Alors que le chef d’état-major de l’Armée algérienne demande d’engager la procédure prévue par l’article 102 de la Constitution face à l’état de « santé fragile » du président de la République, il y a un peu plus de deux semaines M. Bouteflika est rentré au pays après deux semaines d’hospitalisation à Genève, en Suisse, pour des « contrôles médicaux périodiques ».

Au lendemain de son retour en Algérie, la présidence de la République informait le 11 mars dernier qu’Abdelaziz Bouteflika renonçait à briguer un cinquième mandat. L’élection qui était prévue le 18 avril 2019 a été reportée sine die. La présidence de la République algérienne avait indiqué que la présidentielle aura lieu dans le prolongement d’une « conférence nationale chargée de réformer le système politique et d’élaborer un projet de Constitution » d’ici la fin de l’année 2019.

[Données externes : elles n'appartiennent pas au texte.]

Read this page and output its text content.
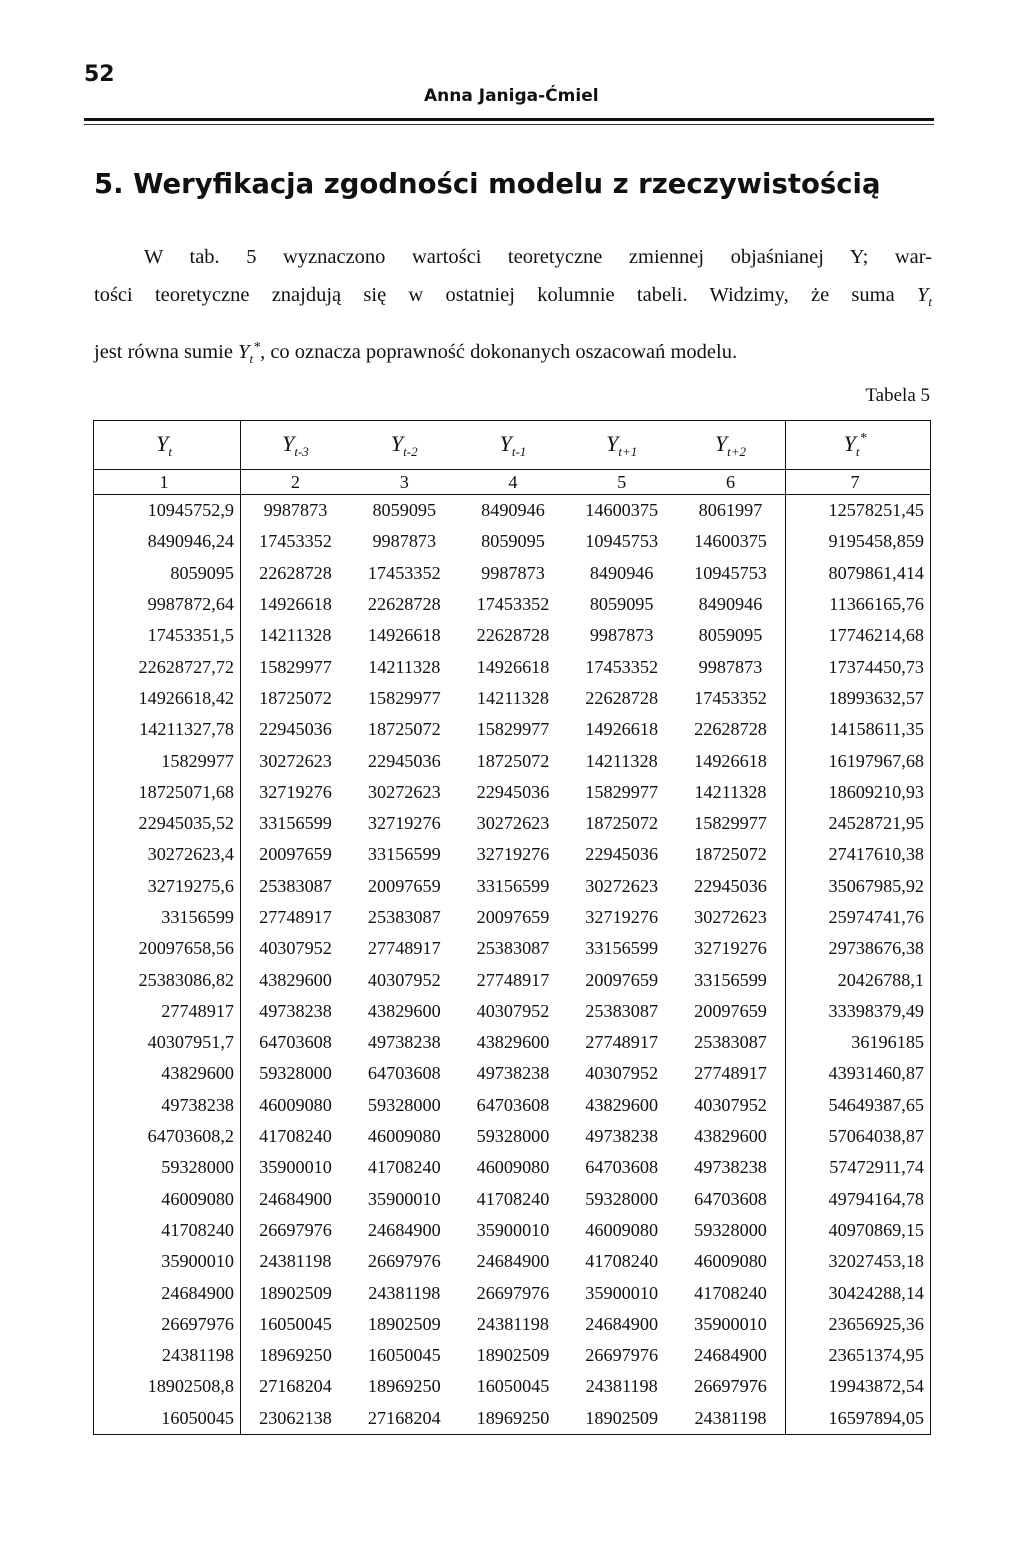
52
Anna Janiga-Ćmiel
5. Weryfikacja zgodności modelu z rzeczywistością
W tab. 5 wyznaczono wartości teoretyczne zmiennej objaśnianej Y; war-
tości teoretyczne znajdują się w ostatniej kolumnie tabeli. Widzimy, że suma $Y_t$
jest równa sumie $Y_t^*$, co oznacza poprawność dokonanych oszacowań modelu.
Tabela 5
$Y_t$	$Y_{t-3}$	$Y_{t-2}$	$Y_{t-1}$	$Y_{t+1}$	$Y_{t+2}$	$Y_t^*$
1	2	3	4	5	6	7
10945752,9	9987873	8059095	8490946	14600375	8061997	12578251,45
8490946,24	17453352	9987873	8059095	10945753	14600375	9195458,859
8059095	22628728	17453352	9987873	8490946	10945753	8079861,414
9987872,64	14926618	22628728	17453352	8059095	8490946	11366165,76
17453351,5	14211328	14926618	22628728	9987873	8059095	17746214,68
22628727,72	15829977	14211328	14926618	17453352	9987873	17374450,73
14926618,42	18725072	15829977	14211328	22628728	17453352	18993632,57
14211327,78	22945036	18725072	15829977	14926618	22628728	14158611,35
15829977	30272623	22945036	18725072	14211328	14926618	16197967,68
18725071,68	32719276	30272623	22945036	15829977	14211328	18609210,93
22945035,52	33156599	32719276	30272623	18725072	15829977	24528721,95
30272623,4	20097659	33156599	32719276	22945036	18725072	27417610,38
32719275,6	25383087	20097659	33156599	30272623	22945036	35067985,92
33156599	27748917	25383087	20097659	32719276	30272623	25974741,76
20097658,56	40307952	27748917	25383087	33156599	32719276	29738676,38
25383086,82	43829600	40307952	27748917	20097659	33156599	20426788,1
27748917	49738238	43829600	40307952	25383087	20097659	33398379,49
40307951,7	64703608	49738238	43829600	27748917	25383087	36196185
43829600	59328000	64703608	49738238	40307952	27748917	43931460,87
49738238	46009080	59328000	64703608	43829600	40307952	54649387,65
64703608,2	41708240	46009080	59328000	49738238	43829600	57064038,87
59328000	35900010	41708240	46009080	64703608	49738238	57472911,74
46009080	24684900	35900010	41708240	59328000	64703608	49794164,78
41708240	26697976	24684900	35900010	46009080	59328000	40970869,15
35900010	24381198	26697976	24684900	41708240	46009080	32027453,18
24684900	18902509	24381198	26697976	35900010	41708240	30424288,14
26697976	16050045	18902509	24381198	24684900	35900010	23656925,36
24381198	18969250	16050045	18902509	26697976	24684900	23651374,95
18902508,8	27168204	18969250	16050045	24381198	26697976	19943872,54
16050045	23062138	27168204	18969250	18902509	24381198	16597894,05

Ces derniers épisodes interviennent à la suite de plusieurs manifestations d’envergure menées par des milliers d’Algériens, descendus dans les rues depuis un mois, pour s’opposer à un énième mandat de M. Bouteflika, au pouvoir depuis le 27 avril 1999.

À lire : Abdelaziz Bouteflika, 82 ans, renonce à un 5è mandat face à la pression…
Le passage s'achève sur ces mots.